When an interesting case presents to the emergency department, news travels fast! Basically, when a patient is checking into triage, charge nurses are notified of specific situations to help facilitate an appropriate room/space for the patient, especially if they require some kind of isolation. The downfall to this kind of pre-notification, is the anticipation of the unknown, and as the nurse, now my brain is in full though process of “how do I care for this situation”.
On the day the patient arrived with the infected wound, I was made aware the patient would be coming to my assignment, I had an open isolation room. And before I even met the patient, I could feel myself reacting to the idea of seeing these creatures crawling and I was having a difficult time preparing myself to maintain my professionalism while caring for this patient.
After learning the story of a battle with cancer, failure to seek treatment, and an underlying mental health diagnosis, the compassionate nurse in me found its way out to ensure an empathetic and professional approach to caring for this patient. It was certainly not the patient’s choice to have the wound get to this level of infection, nor did they intend for this path to their ultimate demise. But due to lack of insight to the disease process and inability to process consequences the patient found themselves in this situation and I found myself learning how to flush maggots from a wound.
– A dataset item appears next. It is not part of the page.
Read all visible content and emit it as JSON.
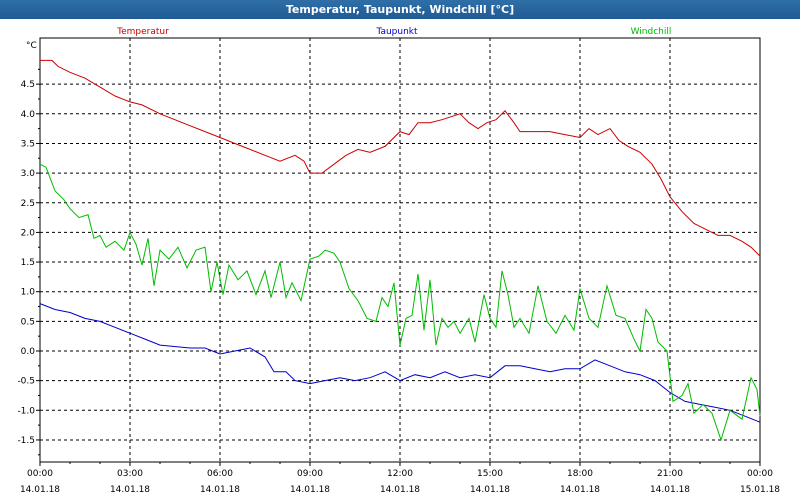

Although I can whole heartedly say that I do not ever want to complete this task again, done & done! I can say that having had this experience allowed me to get to know this patient on a different level than expected and it helped me understand that although resources are available to people, they might not have the capacity to utilize them. What we gave this person was comfort care; however, our interaction was brief, and it is unknown how they will navigate the system from this moment forward. I can only hope, that the care I gave in that moment was more than just flushing those creatures out of the wound.